Воскресенье [8 августа 1948]
Здравствуй, мой любимый! Мы проснулись вместе, ты показал мне кулак, а потом… Ладно, не могу. О, эти холодные, одинокие пробуждения в круглой комнате!
Сегодня спокойный день, воскресенье, на улице ветерок. Сартр с матерью уехали на неделю и оставили мне свою квартиру. Сидя за столом, я вижу из окна церковь и кафе “Дё маго”. Сейчас десять часов утра, и я не собираюсь никуда выходить до восьми вечера. Я приняла тонизирующую таблетку — хочу закончить главу. Ты тоже, думаю, будешь работать сегодня весь день. Мое эссе “Мораль двойственности” выйдет скоро в Америке, “Tвайс э иер” уже опубликовал оттуда отрывки. Я снова видела того же фокусника (я почти разгадала некоторые его фокусы) и побывала еще в одном погребке, настолько забитом американскими туристами, что я еле протиснулась. Он находится в подвале “Дё маго”, очаровательно оформлен в экстравагантном, но приятном стиле, там лучший в Париже джаз, действительно великолепный, и молодежь танцует божественно. Главный там — молодой трубач, про которого я тебе писала, он только что кончил переводить “Большие часы” твоего друга Keннета Фиринга. Странно: мой друг переводит книгу твоего друга, и это два разных мира, таких далеких, а мы c тобой так близки. Я упорно придерживаюсь заведенного распорядка: днем работа, вечером друзья — обычно в кафе, где есть виски, иногда под тентами на улице, иногда внутри. Друзья все те же: Сартр, красавец Бост, Джакометти, Ричард Райт — очень отлаженная жизнь. По-прежнему скучаю по тебе, бесслезно, трудно, лучше бы иногда поплакать, но я слишком много плакала тут как-то ночью, и с тех пор осталась только сухая, жесткая боль. И все-таки я чуть не разрыдалась, когда нашла у себя в чемодане носовой платок с буквой “О” и когда надевала маленький черный свитер, который так тебе нравится.

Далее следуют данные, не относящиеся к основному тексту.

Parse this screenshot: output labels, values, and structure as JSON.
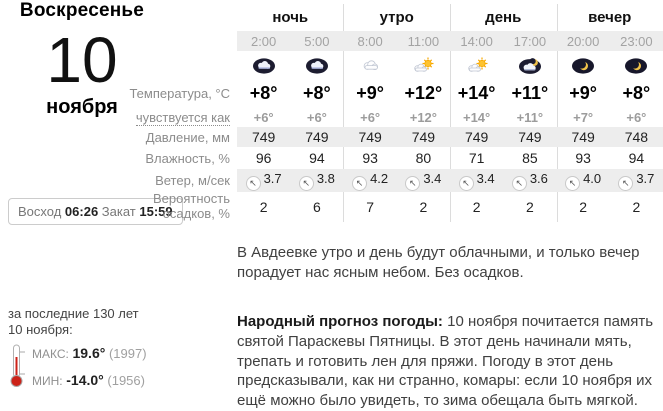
{
  "date": {
    "weekday": "Воскресенье",
    "day": "10",
    "month": "ноября"
  },
  "sun": {
    "sunrise_label": "Восход",
    "sunrise_time": "06:26",
    "sunset_label": "Закат",
    "sunset_time": "15:59"
  },
  "history": {
    "intro_line1": "за последние 130 лет",
    "intro_line2": "10 ноября:",
    "max": {
      "label": "МАКС:",
      "value": "19.6°",
      "year": "(1997)"
    },
    "min": {
      "label": "МИН:",
      "value": "-14.0°",
      "year": "(1956)"
    }
  },
  "groups": [
    {
      "label": "ночь"
    },
    {
      "label": "утро"
    },
    {
      "label": "день"
    },
    {
      "label": "вечер"
    }
  ],
  "row_labels": {
    "temperature": "Температура, °C",
    "feels": "чувствуется как",
    "pressure": "Давление, мм",
    "humidity": "Влажность, %",
    "wind": "Ветер, м/сек",
    "precip_line1": "Вероятность",
    "precip_line2": "осадков, %"
  },
  "columns": [
    {
      "time": "2:00",
      "icon": "night-overcast",
      "temp": "+8°",
      "feels": "+6°",
      "pressure": "749",
      "humidity": "96",
      "wind_dir": "↖",
      "wind": "3.7",
      "precip": "2"
    },
    {
      "time": "5:00",
      "icon": "night-overcast",
      "temp": "+8°",
      "feels": "+6°",
      "pressure": "749",
      "humidity": "94",
      "wind_dir": "↖",
      "wind": "3.8",
      "precip": "6"
    },
    {
      "time": "8:00",
      "icon": "cloudy",
      "temp": "+9°",
      "feels": "+6°",
      "pressure": "749",
      "humidity": "93",
      "wind_dir": "↖",
      "wind": "4.2",
      "precip": "7"
    },
    {
      "time": "11:00",
      "icon": "partly-sunny",
      "temp": "+12°",
      "feels": "+12°",
      "pressure": "749",
      "humidity": "80",
      "wind_dir": "↖",
      "wind": "3.4",
      "precip": "2"
    },
    {
      "time": "14:00",
      "icon": "partly-sunny",
      "temp": "+14°",
      "feels": "+14°",
      "pressure": "749",
      "humidity": "71",
      "wind_dir": "↖",
      "wind": "3.4",
      "precip": "2"
    },
    {
      "time": "17:00",
      "icon": "night-cloudy",
      "temp": "+11°",
      "feels": "+11°",
      "pressure": "749",
      "humidity": "85",
      "wind_dir": "↖",
      "wind": "3.6",
      "precip": "2"
    },
    {
      "time": "20:00",
      "icon": "moon",
      "temp": "+9°",
      "feels": "+7°",
      "pressure": "749",
      "humidity": "93",
      "wind_dir": "↖",
      "wind": "4.0",
      "precip": "2"
    },
    {
      "time": "23:00",
      "icon": "moon",
      "temp": "+8°",
      "feels": "+6°",
      "pressure": "748",
      "humidity": "94",
      "wind_dir": "↖",
      "wind": "3.7",
      "precip": "2"
    }
  ],
  "summary": "В Авдеевке утро и день будут облачными, и только вечер порадует нас ясным небом. Без осадков.",
  "folk": {
    "title": "Народный прогноз погоды:",
    "text": " 10 ноября почитается память святой Параскевы Пятницы. В этот день начинали мять, трепать и готовить лен для пряжи. Погоду в этот день предсказывали, как ни странно, комары: если 10 ноября их ещё можно было увидеть, то зима обещала быть мягкой."
  },
  "colors": {
    "row_band": "#ededed",
    "group_separator": "#dcdcdc",
    "sun_accent": "#f7a800",
    "moon_accent": "#f0c24a",
    "night_sky": "#1c1c30",
    "thermometer_red": "#cc2218"
  }
}
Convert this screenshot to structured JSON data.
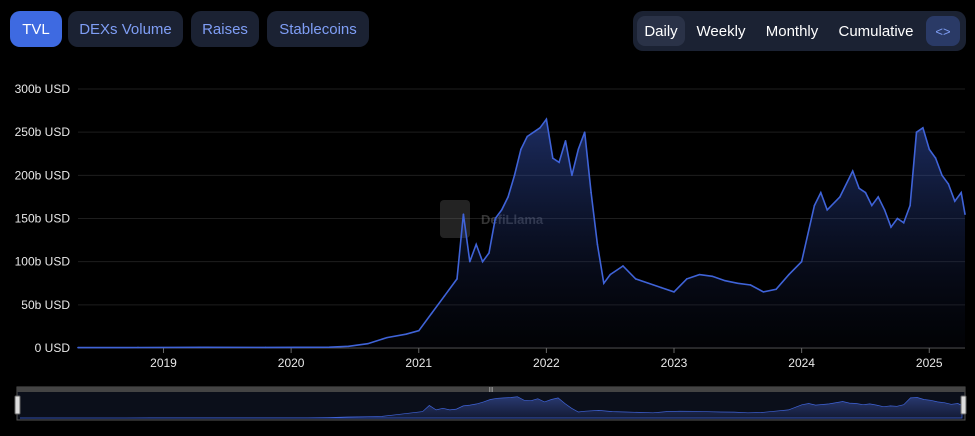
{
  "tabs": [
    {
      "label": "TVL",
      "active": true
    },
    {
      "label": "DEXs Volume",
      "active": false
    },
    {
      "label": "Raises",
      "active": false
    },
    {
      "label": "Stablecoins",
      "active": false
    }
  ],
  "granularity": {
    "options": [
      "Daily",
      "Weekly",
      "Monthly",
      "Cumulative"
    ],
    "selected": "Daily",
    "embed_icon": "code-brackets-icon",
    "embed_glyph": "<>"
  },
  "watermark": "DefiLlama",
  "brush_handle_glyph": "|||",
  "colors": {
    "accent": "#3e6ae1",
    "line": "#3f63d8",
    "tab_bg": "#1b2233",
    "tab_text": "#7f9ef5"
  },
  "chart_data": {
    "type": "area",
    "title": "",
    "xlabel": "",
    "ylabel": "",
    "y_unit": "USD",
    "ylim": [
      0,
      300
    ],
    "y_ticks": [
      {
        "value": 0,
        "label": "0 USD"
      },
      {
        "value": 50,
        "label": "50b USD"
      },
      {
        "value": 100,
        "label": "100b USD"
      },
      {
        "value": 150,
        "label": "150b USD"
      },
      {
        "value": 200,
        "label": "200b USD"
      },
      {
        "value": 250,
        "label": "250b USD"
      },
      {
        "value": 300,
        "label": "300b USD"
      }
    ],
    "x_ticks": [
      "2019",
      "2020",
      "2021",
      "2022",
      "2023",
      "2024",
      "2025"
    ],
    "grid": true,
    "series": [
      {
        "x": [
          2018.33,
          2018.8,
          2019.3,
          2019.8,
          2020.3,
          2020.45,
          2020.6,
          2020.75,
          2020.9,
          2021.0,
          2021.1,
          2021.2,
          2021.3,
          2021.35,
          2021.4,
          2021.45,
          2021.5,
          2021.55,
          2021.6,
          2021.65,
          2021.7,
          2021.75,
          2021.8,
          2021.85,
          2021.9,
          2021.95,
          2022.0,
          2022.05,
          2022.1,
          2022.15,
          2022.2,
          2022.25,
          2022.3,
          2022.35,
          2022.4,
          2022.45,
          2022.5,
          2022.6,
          2022.7,
          2022.8,
          2022.9,
          2023.0,
          2023.1,
          2023.2,
          2023.3,
          2023.4,
          2023.5,
          2023.6,
          2023.7,
          2023.8,
          2023.9,
          2024.0,
          2024.1,
          2024.15,
          2024.2,
          2024.3,
          2024.4,
          2024.45,
          2024.5,
          2024.55,
          2024.6,
          2024.65,
          2024.7,
          2024.75,
          2024.8,
          2024.85,
          2024.9,
          2024.95,
          2025.0,
          2025.05,
          2025.1,
          2025.15,
          2025.2,
          2025.25,
          2025.28
        ],
        "values": [
          0.5,
          0.6,
          0.8,
          0.7,
          0.9,
          2,
          5,
          12,
          16,
          20,
          40,
          60,
          80,
          155,
          100,
          120,
          100,
          110,
          150,
          160,
          175,
          200,
          230,
          245,
          250,
          255,
          265,
          220,
          215,
          240,
          200,
          230,
          250,
          180,
          120,
          75,
          85,
          95,
          80,
          75,
          70,
          65,
          80,
          85,
          83,
          78,
          75,
          73,
          65,
          68,
          85,
          100,
          165,
          180,
          160,
          175,
          205,
          185,
          180,
          165,
          175,
          160,
          140,
          150,
          145,
          165,
          250,
          255,
          230,
          220,
          200,
          190,
          170,
          180,
          155
        ]
      }
    ],
    "brush": {
      "start": 2018.33,
      "end": 2025.28
    }
  }
}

Вчера ходила в кино на “Огненный шар” Хоукса с Гари Купером и Барбарой Стенвик — местами забавно, но в целом — ерунда. Поскольку у меня впереди еще целый день, мне хочется с тобой спокойно поговорить. Не имея таланта писать, как ты, красивые выдуманные истории, я лучше расскажу тебе подлинные. Я перечитала твое последнее письмо и хочу к нему вернуться. Во-первых, я упомянула про красивого молодого человека вовсе не для того, чтобы похвастаться. Мне кажется, в наших отношениях хвастовство неуместно. Если мне и есть чем хвастаться, так это нашей любовью. Просто я очень хочу, чтобы мы были не только любовниками, но и друзьями и как можно больше знали друг о друге. А хвалиться в моей любовной биографии особенно нечем, сегодня я тебе все про себя расскажу, как ты рассказывал мне про себя в тот чудесный вечер в кафе “Каса контента”. Как ты уже знаешь, я родилась в мещанской католической и косной семье, воспитывали меня очень строго, запрещали читать массу книг — я прочла их только в студенческие годы, когда перестала верить в Бога. Но все равно я оставалась самой что ни на есть “нравственной” девушкой. В семнадцать лет я влюбилась в красавца кузена, умного, обаятельного, моего ровесника, он казался мне идеалом мужчины. Он был очень привязан ко мне, открыл мне современную литературу и помог психологически освободиться от семейных предрассудков, но он меня “уважал”, как может человек с мещанскими взглядами “уважать” кузину, а в жены взял богатую и глупую уродину, хранившую невинность до свадьбы. Потом стал пить и испортил жизнь себе и своим близким. В общем, банальная детская идеалистическая любовь. Его женитьба была для меня ударом, но не слишком сильным, потому что как раз в то время у меня появились новые друзья, студенты, как и я, и среди них Сартр.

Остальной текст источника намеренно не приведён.